Kidney fibrosis is a common step during chronic kidney disease (CKD), and its incidence has been increasing worldwide. Aberrant recovery after repeated acute kidney injury leads to fibrosis. The mechanism of fibrogenic changes in the kidney is not fully understood. Folic acid-induced kidney fibrosis in mice is an established in vivo model to study kidney fibrosis, but the mechanism is poorly understood. Moreover, the effect of higher concentrations of folic acid on kidney epithelial cells in vitro has not yet been studied. Oxidative stress is a common property of nephrotoxicants. Therefore, this study evaluated the role of folic acid-induced oxidative stress in fibrogenic changes by using the in vitro renal proximal tubular epithelial cell culture model. To obtain comprehensive and robust data, three different cell lines derived from human and mouse kidney epithelium were treated with higher concentrations of folic acid for both acute and long-term durations, and the effects were determined at the cellular and molecular levels. The result of cell viability by the MTT assay and the measurement of reactive oxygen species (ROS) levels by the DCF assay revealed that folic acid caused cytotoxicity and increased levels of ROS in acute exposure.

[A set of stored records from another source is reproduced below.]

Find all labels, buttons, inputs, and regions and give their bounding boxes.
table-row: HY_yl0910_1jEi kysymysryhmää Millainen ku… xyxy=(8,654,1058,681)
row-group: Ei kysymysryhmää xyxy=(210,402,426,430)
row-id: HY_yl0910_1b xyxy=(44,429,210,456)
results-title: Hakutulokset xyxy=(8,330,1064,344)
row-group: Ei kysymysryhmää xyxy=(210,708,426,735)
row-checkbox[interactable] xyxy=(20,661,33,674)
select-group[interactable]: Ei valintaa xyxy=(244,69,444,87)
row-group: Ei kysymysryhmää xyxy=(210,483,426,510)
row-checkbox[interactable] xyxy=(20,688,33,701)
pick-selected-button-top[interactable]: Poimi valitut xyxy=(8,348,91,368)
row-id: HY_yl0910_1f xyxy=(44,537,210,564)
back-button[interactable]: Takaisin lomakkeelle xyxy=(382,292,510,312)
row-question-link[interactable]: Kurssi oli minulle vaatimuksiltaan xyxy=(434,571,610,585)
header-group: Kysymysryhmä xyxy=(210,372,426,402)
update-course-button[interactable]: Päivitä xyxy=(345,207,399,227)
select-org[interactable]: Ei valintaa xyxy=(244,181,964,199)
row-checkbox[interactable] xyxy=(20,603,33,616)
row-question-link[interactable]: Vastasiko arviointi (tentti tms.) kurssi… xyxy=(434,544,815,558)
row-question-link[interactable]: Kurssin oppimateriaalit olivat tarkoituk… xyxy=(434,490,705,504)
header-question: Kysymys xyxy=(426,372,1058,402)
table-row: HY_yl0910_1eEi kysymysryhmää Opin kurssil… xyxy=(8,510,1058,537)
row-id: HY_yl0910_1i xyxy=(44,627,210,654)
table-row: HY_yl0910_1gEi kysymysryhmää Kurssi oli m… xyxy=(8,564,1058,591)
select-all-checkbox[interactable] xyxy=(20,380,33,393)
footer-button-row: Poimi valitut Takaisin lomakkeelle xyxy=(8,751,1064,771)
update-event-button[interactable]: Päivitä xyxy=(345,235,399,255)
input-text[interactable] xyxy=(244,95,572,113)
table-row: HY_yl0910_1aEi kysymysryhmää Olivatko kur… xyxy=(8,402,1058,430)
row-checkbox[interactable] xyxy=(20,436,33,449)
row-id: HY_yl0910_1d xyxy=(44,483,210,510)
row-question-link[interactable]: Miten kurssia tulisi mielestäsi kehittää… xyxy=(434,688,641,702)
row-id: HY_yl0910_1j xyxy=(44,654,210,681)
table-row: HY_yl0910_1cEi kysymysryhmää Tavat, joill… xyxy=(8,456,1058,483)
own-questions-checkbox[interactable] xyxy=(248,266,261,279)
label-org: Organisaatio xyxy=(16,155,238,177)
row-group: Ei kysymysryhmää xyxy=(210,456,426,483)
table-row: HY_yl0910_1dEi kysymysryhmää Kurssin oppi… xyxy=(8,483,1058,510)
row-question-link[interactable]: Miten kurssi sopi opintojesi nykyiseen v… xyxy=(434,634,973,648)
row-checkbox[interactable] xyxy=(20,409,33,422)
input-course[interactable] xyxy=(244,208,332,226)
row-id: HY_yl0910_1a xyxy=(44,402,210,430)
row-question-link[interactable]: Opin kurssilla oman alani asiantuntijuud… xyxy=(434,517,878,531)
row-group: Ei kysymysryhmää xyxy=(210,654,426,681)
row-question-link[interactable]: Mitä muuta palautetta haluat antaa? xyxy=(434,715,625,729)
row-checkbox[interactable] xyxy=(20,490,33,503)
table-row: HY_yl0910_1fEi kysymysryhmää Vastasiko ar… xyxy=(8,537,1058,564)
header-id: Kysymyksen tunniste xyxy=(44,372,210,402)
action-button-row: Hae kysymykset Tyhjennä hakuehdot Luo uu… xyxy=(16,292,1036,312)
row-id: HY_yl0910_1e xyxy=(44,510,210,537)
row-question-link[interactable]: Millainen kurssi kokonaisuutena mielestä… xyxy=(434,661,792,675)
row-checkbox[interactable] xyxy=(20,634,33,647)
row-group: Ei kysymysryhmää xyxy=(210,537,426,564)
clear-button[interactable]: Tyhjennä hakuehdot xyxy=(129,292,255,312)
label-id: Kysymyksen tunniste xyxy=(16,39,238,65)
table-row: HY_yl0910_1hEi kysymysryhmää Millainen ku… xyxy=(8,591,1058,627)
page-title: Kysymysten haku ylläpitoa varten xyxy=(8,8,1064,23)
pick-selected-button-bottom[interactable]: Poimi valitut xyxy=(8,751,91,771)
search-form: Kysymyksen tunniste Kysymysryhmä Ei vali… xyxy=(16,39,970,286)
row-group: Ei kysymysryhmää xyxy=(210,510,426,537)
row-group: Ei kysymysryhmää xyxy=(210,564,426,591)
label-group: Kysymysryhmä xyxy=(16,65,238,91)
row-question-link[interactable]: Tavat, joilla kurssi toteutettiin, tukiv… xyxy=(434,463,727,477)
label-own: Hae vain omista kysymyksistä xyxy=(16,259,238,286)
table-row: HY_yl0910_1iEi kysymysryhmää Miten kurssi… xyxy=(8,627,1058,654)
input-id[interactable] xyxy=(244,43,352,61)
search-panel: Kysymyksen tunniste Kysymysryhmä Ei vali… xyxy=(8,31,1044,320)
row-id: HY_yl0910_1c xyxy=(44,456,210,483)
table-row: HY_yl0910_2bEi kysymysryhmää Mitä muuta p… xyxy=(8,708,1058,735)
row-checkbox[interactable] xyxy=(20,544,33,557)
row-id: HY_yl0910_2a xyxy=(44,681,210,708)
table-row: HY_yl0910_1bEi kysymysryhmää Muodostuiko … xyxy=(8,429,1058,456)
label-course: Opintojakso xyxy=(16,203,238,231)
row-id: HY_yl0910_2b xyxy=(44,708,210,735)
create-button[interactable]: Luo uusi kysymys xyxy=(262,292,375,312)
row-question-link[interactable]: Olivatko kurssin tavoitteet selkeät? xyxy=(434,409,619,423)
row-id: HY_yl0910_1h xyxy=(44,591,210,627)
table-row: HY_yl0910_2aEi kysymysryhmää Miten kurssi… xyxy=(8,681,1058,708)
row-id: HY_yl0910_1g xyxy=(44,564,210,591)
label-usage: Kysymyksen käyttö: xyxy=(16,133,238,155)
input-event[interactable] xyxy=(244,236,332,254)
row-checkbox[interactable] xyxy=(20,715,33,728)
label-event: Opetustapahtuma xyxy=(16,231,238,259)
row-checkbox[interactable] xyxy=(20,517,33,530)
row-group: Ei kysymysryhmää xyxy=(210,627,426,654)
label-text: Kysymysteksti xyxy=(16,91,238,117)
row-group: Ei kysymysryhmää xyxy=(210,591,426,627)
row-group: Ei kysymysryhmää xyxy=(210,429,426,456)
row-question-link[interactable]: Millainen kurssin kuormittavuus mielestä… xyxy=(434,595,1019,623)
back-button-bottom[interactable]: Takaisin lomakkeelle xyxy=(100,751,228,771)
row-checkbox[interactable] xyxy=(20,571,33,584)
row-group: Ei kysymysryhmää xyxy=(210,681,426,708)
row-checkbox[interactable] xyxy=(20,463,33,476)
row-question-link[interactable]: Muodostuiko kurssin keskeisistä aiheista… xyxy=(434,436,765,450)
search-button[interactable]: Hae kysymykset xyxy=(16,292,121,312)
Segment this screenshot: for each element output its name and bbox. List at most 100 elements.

The cotreatment with antioxidant -acetyl cysteine (NAC) protected the cytotoxic effect, suggesting the role of folic acid-induced oxidative stress in cytotoxicity. In contrast, the long-term exposure to folic acid caused increased growth, DNA damage, and changes in the expression of marker genes for EMT, fibrosis, oxidative stress, and oxidative DNA damage. Some of these changes, particularly the acute effects, were abrogated by cotreatment with antioxidant NAC. In summary, the novel findings of this study suggest that higher concentrations of folic acid-induced oxidative stress act as the driver of cytotoxicity as an acute effect and of fibrotic changes as a long-term effect in kidney epithelial cells.

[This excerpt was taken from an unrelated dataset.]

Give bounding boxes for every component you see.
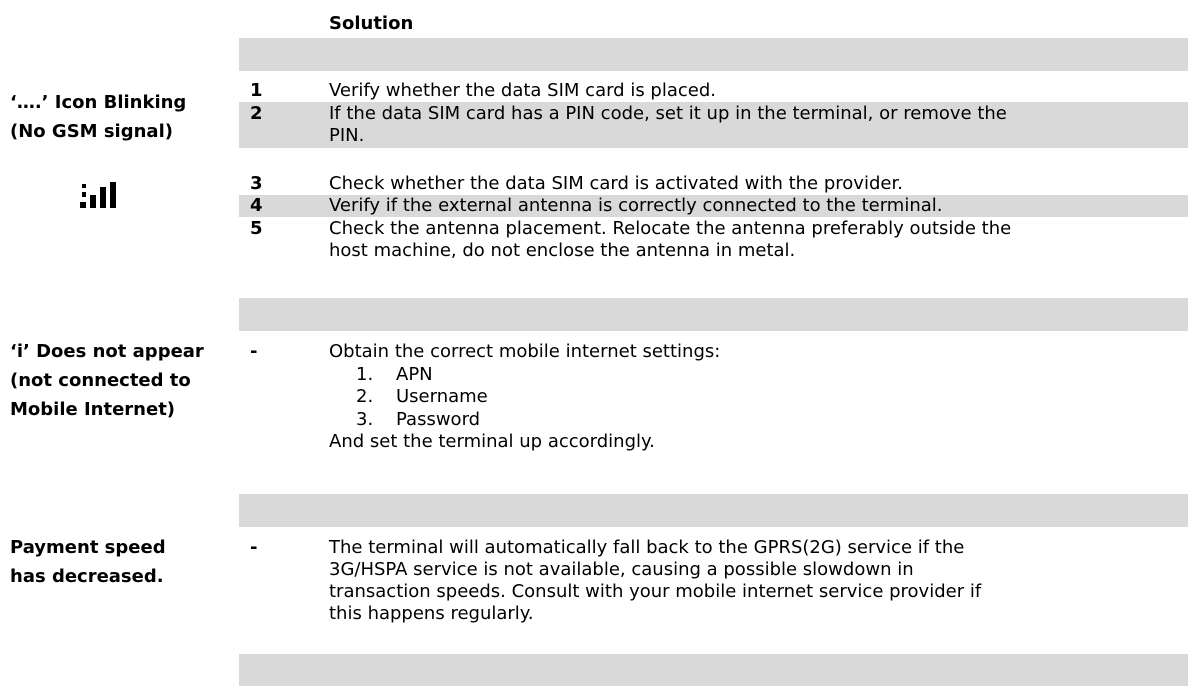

肾纤维化是慢性肾脏病(CKD)的常见步骤,其发病率在全球范围内呈上升趋势。反复急性肾损伤后的异常恢复导致纤维化。肾脏纤维化发生的机制尚未完全阐明。叶酸诱导的小鼠肾纤维化是研究肾纤维化的一种成熟的体内模型,但机制尚不清楚。此外,尚未研究体外更高浓度叶酸对肾上皮细胞的影响。氧化应激是肾毒性物质的共同特性。因此,本研究通过体外肾近端肾小管上皮细胞培养模型,评估叶酸诱导的氧化应激在纤维化变化中的作用。为了获得全面而稳健的数据,用三种不同的人源和鼠源肾上皮细胞系,用更高浓度的叶酸进行急性和长期处理,并在细胞和分子水平上测定其作用。MTT 法测定细胞活力和 DCF 法测定活性氧(ROS)水平的结果表明,叶酸在急性暴露时引起细胞毒性并增加 ROS 水平。抗氧化剂 -乙酰半胱氨酸(NAC)的共处理保护了细胞毒性作用,表明叶酸诱导的氧化应激在细胞毒性中的作用。相比之下,长期暴露于叶酸导致细胞生长增加、DNA 损伤以及 EMT、纤维化、氧化应激和氧化 DNA 损伤相关标志物基因表达的改变。这些变化中的一些,特别是急性效应,可被共处理抗氧化剂 NAC 所消除。总之,本研究的新发现表明,较高浓度的叶酸诱导的氧化应激作为急性效应的细胞毒性和长期效应的纤维化变化的驱动因素,在肾上皮细胞中起作用。